Через неделю – в сентябре 1960 года – Войнович получил телеграмму с просьбой зайти в редакцию «Нового мира». Рукопись к тому времени была уже прочитана всеми членами редколлегии, включая Твардовского, и поставлена в ближайший номер. И перед молодым, начинающим, никому не известным автором даже еще и извинились, что не смогут (не успевают) поставить его повесть в предыдущий номер, поскольку тот уже сверстан.

Появившись на страницах «Нового мира», повесть сразу была замечена критикой. На нее тотчас откликнулся статьей в «Литературной газете» Владимир Тендряков – писатель, известный своей суровой честностью и нелицеприятностью. Статья его выразительно называлась: «Свежий голос есть!»

Эта и в самом деле свежая, но во многих отношениях далеко не совершенная повесть была переведена на несколько языков. А вскоре опубликованные на страницах того же «Нового мира» рассказы Войновича «Хочу быть честным» и «Расстояние в пол километра» заметили и отметили добрыми словами – кто в печати, кто в устных отзывах – такие корифеи тогдашней нашей литературы, как Илья Эренбург, Василий Гроссман, Самуил Маршак, Константин Симонов, Павел Нилин…

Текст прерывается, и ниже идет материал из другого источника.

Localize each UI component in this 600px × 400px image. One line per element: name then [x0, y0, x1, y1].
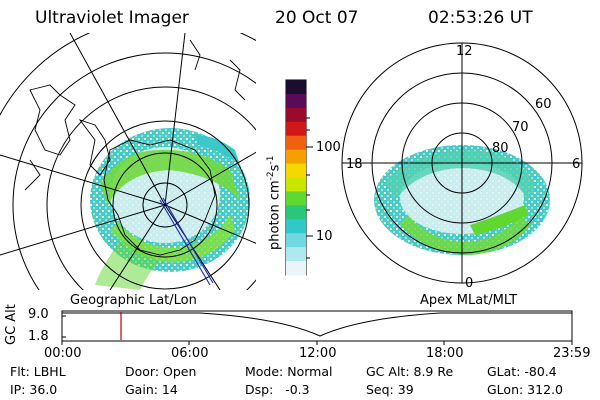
- seq-value: Seq: 39: [366, 382, 414, 397]
- colorbar-band: [286, 191, 306, 206]
- altitude-plot: [61, 310, 573, 345]
- gc-alt-value: GC Alt: 8.9 Re: [366, 364, 454, 379]
- colorbar-band: [286, 163, 306, 178]
- colorbar-tick-10: 10: [316, 229, 333, 244]
- dsp-value: Dsp: -0.3: [245, 382, 310, 397]
- door-value: Door: Open: [125, 364, 197, 379]
- altitude-tick-high: 9.0: [28, 307, 49, 322]
- color-bar: [285, 79, 313, 276]
- colorbar-band: [286, 247, 306, 262]
- left-coastlines: [24, 39, 246, 256]
- mlt-label-0: 0: [465, 276, 474, 291]
- time-tick-0: 00:00: [44, 346, 82, 361]
- mode-value: Mode: Normal: [245, 364, 333, 379]
- gain-value: Gain: 14: [125, 382, 178, 397]
- left-lat-circles: [0, 33, 256, 290]
- left-map-caption: Geographic Lat/Lon: [70, 293, 197, 308]
- colorbar-band: [286, 219, 306, 234]
- left-geographic-map: [0, 33, 256, 290]
- time-tick-4: 23:59: [553, 346, 591, 361]
- altitude-axis-label: GC Alt: [4, 304, 19, 345]
- glat-value: GLat: -80.4: [487, 364, 557, 379]
- altitude-tick-low: 1.8: [28, 329, 49, 344]
- glon-value: GLon: 312.0: [487, 382, 563, 397]
- colorbar-tick-100: 100: [316, 140, 341, 155]
- colorbar-band: [286, 121, 306, 137]
- mlat-label-80: 80: [492, 141, 509, 156]
- colorbar-band: [286, 177, 306, 192]
- mlt-label-18: 18: [346, 157, 363, 172]
- colorbar-unit-label: photon cm-2s-1: [266, 155, 283, 250]
- right-map-caption: Apex MLat/MLT: [420, 293, 518, 308]
- right-magnetic-map: [341, 42, 583, 284]
- colorbar-band: [286, 93, 306, 109]
- colorbar-band: [286, 135, 306, 151]
- colorbar-band: [286, 233, 306, 248]
- colorbar-band: [286, 149, 306, 165]
- date-label: 20 Oct 07: [275, 8, 359, 28]
- time-tick-2: 12:00: [299, 346, 337, 361]
- colorbar-band: [286, 261, 306, 276]
- ip-value: IP: 36.0: [10, 382, 58, 397]
- colorbar-band: [286, 107, 306, 123]
- time-label: 02:53:26 UT: [428, 8, 533, 28]
- time-tick-1: 06:00: [171, 346, 209, 361]
- colorbar-band: [286, 80, 306, 95]
- instrument-title: Ultraviolet Imager: [35, 8, 189, 28]
- filter-value: Flt: LBHL: [10, 364, 66, 379]
- mlt-label-12: 12: [456, 44, 473, 59]
- mlt-label-6: 6: [572, 157, 581, 172]
- mlat-label-70: 70: [512, 120, 529, 135]
- mlat-label-60: 60: [535, 97, 552, 112]
- colorbar-band: [286, 205, 306, 220]
- time-tick-3: 18:00: [426, 346, 464, 361]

Были, однако, не только пироги и пышки, но и синяки и шишки. Вскоре появилась статья видного тогдашнего критика М. Гуса «Правда эпохи и мнимая объективность», в которой о Войновиче говорилось, что действительность он изображает приземленную, безрадостную и вообще придерживается «чуждой нам поэтики изображения жизни как она есть».

Особенно большой скандал вызвала повесть Войновича «Хочу быть честным». Главный идеолог страны Леонид Ильичев, игравший при Хрущеве ту же роль, какую при Сталине играл Жданов, разнес эту повесть на каком-то высоком совещании в пух и прах, после чего в центральных газетах («Известия», «Труд», «Строительная газета») появились статьи и заметки за подписями знатных строителей, сталеваров и прочих героев труда под такими красноречивыми заголовками: «Точка и кочка зрения», «Это фальшь!», «Литератор с квачом» (квач – это кисть, которой размазывают деготь).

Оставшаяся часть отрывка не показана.